Teachers at a Birmingham secondary school which has been stripped of its specialist school status by the Government have celebrated improved A level results.
Michelle Savage, assistant principal of Cockshut Hill Technology College in Yardley, said results had got better over the last three years, with this year's pass rate standing at 91 per cent.
However, it will be the GCSE results next week which will have a big impact on whether the school can retrieve its specialist technology status, which brings in thousands of pounds in extra funding.
The school is appealing against the decision to strip it of its specialist status following a critical Ofsted report.
Ministers decided to act after the school fell into special measures despite benefiting from an annual cash boost of around £100,000 that goes with the status.
It is one of only 44 schools nationally out of 2,174 to have been deselected since the specialist school programme begun in 1994.
Among those celebrating at the college yesterday was 18-year-old Chris Jennings, who gained three A grades in maths, biology and chemistry. He is off to Nottingham University to study biology.
"I was quite surprised, I really thought I had done badly. It was quite hard work but the teachers in the sixth form are really good," he said.

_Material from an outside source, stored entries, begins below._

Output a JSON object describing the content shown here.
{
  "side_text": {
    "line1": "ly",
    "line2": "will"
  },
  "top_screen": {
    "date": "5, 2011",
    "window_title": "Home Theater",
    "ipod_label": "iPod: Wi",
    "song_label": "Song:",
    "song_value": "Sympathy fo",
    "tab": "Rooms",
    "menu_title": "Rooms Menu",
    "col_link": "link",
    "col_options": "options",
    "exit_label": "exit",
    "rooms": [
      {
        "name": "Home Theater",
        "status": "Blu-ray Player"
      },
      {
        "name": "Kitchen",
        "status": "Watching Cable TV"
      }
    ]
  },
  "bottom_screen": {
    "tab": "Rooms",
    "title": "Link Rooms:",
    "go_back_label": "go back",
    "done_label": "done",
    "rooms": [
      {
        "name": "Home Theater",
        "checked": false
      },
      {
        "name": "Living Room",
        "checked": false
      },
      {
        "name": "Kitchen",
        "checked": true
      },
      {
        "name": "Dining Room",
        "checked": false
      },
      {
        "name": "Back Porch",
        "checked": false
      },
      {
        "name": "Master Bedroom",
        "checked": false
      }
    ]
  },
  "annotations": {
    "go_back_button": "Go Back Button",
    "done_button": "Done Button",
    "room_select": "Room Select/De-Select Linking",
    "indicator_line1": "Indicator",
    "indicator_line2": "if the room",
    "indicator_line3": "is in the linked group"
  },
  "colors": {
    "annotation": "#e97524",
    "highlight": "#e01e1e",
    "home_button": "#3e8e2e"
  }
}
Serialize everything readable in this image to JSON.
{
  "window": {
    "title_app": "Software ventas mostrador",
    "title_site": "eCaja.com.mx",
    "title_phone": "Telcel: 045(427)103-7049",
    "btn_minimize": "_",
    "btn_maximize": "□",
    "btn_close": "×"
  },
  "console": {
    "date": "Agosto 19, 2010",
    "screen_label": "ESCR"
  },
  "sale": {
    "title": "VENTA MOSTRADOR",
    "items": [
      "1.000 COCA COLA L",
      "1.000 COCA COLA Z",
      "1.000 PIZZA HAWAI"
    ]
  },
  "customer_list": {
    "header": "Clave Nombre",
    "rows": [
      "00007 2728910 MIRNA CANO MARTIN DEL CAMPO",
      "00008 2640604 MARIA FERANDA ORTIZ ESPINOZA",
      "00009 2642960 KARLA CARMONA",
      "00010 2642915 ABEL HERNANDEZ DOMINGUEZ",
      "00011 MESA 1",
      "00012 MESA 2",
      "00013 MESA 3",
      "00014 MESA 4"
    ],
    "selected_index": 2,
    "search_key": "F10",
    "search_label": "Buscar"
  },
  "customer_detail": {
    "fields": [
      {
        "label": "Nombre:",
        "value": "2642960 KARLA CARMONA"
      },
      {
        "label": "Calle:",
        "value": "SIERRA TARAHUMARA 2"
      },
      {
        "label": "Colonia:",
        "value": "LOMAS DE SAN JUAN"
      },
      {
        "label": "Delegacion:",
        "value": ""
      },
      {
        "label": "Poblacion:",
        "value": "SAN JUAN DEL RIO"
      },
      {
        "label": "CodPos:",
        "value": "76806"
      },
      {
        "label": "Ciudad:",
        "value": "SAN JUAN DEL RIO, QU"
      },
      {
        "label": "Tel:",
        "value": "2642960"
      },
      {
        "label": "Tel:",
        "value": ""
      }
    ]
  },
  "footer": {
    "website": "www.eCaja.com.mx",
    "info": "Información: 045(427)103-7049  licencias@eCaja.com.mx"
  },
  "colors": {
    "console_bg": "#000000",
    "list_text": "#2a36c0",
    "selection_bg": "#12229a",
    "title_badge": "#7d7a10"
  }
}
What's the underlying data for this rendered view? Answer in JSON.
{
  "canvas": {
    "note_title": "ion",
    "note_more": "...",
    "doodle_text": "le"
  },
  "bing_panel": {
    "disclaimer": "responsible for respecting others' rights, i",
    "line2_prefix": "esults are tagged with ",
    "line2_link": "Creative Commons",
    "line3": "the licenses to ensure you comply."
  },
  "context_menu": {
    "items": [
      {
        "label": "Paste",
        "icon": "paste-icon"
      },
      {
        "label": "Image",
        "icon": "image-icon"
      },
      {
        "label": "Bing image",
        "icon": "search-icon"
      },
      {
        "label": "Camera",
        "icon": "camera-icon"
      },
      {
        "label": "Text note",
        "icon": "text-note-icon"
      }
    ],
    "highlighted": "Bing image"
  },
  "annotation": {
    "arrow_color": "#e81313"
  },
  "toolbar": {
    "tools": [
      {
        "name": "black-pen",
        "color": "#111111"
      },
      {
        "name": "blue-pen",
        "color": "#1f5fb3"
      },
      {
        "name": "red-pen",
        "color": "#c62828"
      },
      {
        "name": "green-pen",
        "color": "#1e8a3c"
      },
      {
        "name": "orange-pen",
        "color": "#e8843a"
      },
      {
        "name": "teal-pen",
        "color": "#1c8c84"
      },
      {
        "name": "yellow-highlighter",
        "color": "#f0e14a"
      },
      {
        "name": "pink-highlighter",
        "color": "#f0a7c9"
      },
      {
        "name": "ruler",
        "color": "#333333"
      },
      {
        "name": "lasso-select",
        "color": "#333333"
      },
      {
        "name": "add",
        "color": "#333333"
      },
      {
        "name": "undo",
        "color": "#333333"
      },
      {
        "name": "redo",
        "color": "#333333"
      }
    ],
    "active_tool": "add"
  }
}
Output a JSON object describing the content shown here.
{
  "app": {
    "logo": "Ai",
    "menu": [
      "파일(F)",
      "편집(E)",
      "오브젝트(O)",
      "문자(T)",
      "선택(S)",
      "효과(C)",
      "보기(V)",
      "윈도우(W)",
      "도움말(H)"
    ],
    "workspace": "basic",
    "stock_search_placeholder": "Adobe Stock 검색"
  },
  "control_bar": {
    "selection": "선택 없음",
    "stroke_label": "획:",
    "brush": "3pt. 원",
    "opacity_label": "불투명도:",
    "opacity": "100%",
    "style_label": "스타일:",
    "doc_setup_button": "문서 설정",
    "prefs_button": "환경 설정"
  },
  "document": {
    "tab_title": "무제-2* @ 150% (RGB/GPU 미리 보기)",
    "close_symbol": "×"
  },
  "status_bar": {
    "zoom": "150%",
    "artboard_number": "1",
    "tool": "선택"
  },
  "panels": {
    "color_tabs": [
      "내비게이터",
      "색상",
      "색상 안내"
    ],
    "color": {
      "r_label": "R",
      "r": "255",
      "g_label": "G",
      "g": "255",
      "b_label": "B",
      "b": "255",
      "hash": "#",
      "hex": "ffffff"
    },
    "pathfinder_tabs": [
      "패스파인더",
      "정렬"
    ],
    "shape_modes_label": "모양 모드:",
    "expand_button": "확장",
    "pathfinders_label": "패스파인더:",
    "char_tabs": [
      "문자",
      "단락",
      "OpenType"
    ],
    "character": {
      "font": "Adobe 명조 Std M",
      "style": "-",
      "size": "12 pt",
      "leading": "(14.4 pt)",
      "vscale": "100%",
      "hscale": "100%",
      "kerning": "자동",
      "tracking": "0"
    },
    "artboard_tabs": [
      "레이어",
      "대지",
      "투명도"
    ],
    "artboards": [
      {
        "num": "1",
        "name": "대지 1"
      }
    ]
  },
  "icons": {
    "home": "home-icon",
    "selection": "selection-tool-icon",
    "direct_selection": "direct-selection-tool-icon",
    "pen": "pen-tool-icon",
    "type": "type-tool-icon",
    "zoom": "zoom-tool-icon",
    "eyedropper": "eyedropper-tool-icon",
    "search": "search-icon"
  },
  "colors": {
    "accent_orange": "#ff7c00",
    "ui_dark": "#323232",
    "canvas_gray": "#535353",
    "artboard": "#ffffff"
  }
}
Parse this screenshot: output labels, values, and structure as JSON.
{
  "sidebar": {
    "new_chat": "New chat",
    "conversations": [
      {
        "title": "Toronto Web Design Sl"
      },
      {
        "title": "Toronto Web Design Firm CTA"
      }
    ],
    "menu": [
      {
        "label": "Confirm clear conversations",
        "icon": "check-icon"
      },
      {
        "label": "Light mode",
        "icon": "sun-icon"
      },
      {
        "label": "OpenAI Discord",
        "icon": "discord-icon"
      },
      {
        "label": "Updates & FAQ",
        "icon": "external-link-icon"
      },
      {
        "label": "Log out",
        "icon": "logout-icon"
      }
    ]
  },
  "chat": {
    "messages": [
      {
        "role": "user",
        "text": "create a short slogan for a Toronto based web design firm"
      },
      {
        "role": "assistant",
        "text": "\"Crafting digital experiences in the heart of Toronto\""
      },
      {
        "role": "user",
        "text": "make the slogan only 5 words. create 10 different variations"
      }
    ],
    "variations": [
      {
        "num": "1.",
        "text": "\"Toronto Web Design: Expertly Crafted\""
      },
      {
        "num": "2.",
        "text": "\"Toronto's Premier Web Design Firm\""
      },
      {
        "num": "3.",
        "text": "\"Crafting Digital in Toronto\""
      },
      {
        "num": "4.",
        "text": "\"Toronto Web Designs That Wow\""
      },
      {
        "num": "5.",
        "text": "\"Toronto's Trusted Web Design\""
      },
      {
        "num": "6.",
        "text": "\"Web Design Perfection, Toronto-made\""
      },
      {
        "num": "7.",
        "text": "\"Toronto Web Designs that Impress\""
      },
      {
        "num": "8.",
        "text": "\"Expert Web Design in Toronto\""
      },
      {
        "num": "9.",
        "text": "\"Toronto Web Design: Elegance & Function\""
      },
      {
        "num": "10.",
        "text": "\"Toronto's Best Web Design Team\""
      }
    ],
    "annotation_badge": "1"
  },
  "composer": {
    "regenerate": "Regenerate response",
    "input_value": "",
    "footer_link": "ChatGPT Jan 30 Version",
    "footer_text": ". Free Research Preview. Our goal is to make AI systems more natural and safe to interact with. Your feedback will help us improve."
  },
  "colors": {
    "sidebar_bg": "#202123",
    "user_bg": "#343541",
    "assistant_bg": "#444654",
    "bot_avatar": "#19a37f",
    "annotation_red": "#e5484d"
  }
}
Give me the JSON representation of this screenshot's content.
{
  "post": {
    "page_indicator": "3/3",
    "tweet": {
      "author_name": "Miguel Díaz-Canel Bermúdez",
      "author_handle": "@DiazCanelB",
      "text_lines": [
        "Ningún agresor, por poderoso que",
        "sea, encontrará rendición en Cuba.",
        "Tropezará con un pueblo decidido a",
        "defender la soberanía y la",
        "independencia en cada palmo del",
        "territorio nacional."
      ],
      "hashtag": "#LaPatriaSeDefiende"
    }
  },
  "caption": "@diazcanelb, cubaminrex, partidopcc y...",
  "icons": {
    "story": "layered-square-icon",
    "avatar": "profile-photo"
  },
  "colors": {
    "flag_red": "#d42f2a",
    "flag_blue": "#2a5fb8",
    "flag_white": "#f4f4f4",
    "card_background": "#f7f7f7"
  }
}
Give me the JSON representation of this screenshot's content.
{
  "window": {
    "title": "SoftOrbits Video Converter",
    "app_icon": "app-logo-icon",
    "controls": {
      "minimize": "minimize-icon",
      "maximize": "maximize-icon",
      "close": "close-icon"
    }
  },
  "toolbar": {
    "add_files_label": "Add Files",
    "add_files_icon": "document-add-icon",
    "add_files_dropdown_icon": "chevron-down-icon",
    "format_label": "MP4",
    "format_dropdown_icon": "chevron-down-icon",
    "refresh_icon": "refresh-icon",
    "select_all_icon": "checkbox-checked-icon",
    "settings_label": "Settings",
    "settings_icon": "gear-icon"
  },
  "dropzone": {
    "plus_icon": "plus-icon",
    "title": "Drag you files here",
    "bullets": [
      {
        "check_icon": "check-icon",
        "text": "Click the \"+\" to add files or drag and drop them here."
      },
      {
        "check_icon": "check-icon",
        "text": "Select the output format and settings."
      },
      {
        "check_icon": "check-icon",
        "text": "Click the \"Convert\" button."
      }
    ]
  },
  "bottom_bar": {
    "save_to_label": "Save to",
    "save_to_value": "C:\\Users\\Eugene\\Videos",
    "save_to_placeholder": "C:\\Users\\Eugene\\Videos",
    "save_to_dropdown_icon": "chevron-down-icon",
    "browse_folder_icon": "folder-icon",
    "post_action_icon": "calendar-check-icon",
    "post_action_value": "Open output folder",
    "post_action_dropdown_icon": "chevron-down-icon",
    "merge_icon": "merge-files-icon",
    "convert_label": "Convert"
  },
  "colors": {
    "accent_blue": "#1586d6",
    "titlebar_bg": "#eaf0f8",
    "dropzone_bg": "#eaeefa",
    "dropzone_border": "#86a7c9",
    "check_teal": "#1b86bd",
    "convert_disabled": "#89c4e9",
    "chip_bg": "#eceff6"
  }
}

Emma Wall, aged 17, who picked up an A and three Bs at AS level biology, chemistry, maths and physics dismissed suggestions A levels were getting easier, and insisted competition was the driving force behind good results.
She added: "It is not that they are getting easier, it is just that there are more people going to university and they are trying hard to get the A levels they need to get in. People want to work hard so they can get to university."